State lawmakers in Kansas are turning to school choice as a way to help correct the growing problems with extended remote learning regimes.

According to the Topeka Capital-Journal, parents would be able to create Education Savings Accounts, or ESAs, for their kids:

ESAs allow families to access the base per-pupil aid normally given to a public school district to support their child. Those funds can be used for private school tuition, as well as textbooks, education-related therapies and tutoring and expenses related to homeschooling.

Not every student would be eligible, but among those included would be:

…those whose districts have required remote or hybrid learning for a prolonged period of time. Students would need to requalify on a year-to-year basis, meaning that once a district transitions back to in-person learning, their pupils would potentially lose their ESAs.

The education establishment is not happy with the idea, because the program could divert substantial numbers of kids – and state dollars – into education options parents think are best.

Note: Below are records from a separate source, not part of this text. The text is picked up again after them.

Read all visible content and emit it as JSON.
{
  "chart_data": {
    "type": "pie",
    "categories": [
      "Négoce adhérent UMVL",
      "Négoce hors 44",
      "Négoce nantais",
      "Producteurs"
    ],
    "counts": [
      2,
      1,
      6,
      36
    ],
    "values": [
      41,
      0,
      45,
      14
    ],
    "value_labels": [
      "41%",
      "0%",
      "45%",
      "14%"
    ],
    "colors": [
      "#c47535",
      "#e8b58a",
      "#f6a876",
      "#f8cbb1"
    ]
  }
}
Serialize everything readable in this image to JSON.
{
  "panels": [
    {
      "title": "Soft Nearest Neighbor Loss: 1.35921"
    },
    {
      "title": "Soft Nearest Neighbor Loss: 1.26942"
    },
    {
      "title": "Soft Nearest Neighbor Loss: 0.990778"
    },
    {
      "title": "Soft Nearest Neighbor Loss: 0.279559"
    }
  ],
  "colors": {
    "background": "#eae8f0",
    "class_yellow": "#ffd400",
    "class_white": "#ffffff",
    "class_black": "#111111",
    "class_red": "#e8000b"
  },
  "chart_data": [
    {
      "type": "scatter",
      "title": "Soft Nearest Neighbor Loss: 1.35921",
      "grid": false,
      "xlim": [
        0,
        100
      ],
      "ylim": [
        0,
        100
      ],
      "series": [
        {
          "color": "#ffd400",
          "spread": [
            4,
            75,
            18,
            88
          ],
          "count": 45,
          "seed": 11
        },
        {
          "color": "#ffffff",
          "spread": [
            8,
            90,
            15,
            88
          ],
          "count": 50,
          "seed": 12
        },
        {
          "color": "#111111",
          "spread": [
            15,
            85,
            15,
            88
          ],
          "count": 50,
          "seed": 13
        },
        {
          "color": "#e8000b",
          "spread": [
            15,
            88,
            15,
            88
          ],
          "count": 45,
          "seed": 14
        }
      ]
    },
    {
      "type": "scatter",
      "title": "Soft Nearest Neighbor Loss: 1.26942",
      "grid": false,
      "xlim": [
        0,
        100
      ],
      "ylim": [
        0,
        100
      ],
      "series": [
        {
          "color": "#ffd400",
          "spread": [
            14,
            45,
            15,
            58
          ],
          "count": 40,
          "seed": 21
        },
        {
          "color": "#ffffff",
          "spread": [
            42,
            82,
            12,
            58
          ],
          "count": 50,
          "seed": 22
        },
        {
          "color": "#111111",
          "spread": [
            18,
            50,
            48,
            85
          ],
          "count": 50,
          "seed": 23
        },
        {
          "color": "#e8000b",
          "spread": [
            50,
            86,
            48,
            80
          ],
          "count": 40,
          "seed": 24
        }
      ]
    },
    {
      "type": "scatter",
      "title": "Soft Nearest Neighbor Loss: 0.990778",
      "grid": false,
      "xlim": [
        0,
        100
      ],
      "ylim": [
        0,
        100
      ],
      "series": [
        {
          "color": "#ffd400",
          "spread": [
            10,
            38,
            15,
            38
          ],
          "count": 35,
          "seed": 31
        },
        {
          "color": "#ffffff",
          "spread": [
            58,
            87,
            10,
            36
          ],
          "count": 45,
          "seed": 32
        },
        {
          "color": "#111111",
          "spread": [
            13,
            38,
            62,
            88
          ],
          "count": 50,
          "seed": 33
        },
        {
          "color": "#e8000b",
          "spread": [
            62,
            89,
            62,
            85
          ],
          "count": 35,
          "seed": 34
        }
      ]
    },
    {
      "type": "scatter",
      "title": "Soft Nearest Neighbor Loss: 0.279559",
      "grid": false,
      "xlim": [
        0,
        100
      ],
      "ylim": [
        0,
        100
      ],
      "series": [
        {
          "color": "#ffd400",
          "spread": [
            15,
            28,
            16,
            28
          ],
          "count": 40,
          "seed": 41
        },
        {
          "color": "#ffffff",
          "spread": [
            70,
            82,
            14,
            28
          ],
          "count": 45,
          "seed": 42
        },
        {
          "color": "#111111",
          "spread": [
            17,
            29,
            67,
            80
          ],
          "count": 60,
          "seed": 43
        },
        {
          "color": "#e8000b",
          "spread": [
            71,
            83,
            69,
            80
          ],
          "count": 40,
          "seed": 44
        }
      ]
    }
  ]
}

It’s a debate that’s occurring across the country, particularly in some high-profile areas where teacher’s unions are resisting calls to reopen public schools to in-person instruction – either this year or even in the fall.

The nation’s public school systems were in trouble before the pandemic hit. Now, the virus has exposed the problems to all. The immediate question is when public schools can safely reopen. The longer-term question that’s now unavoidable: what sort of education system will we have for the future?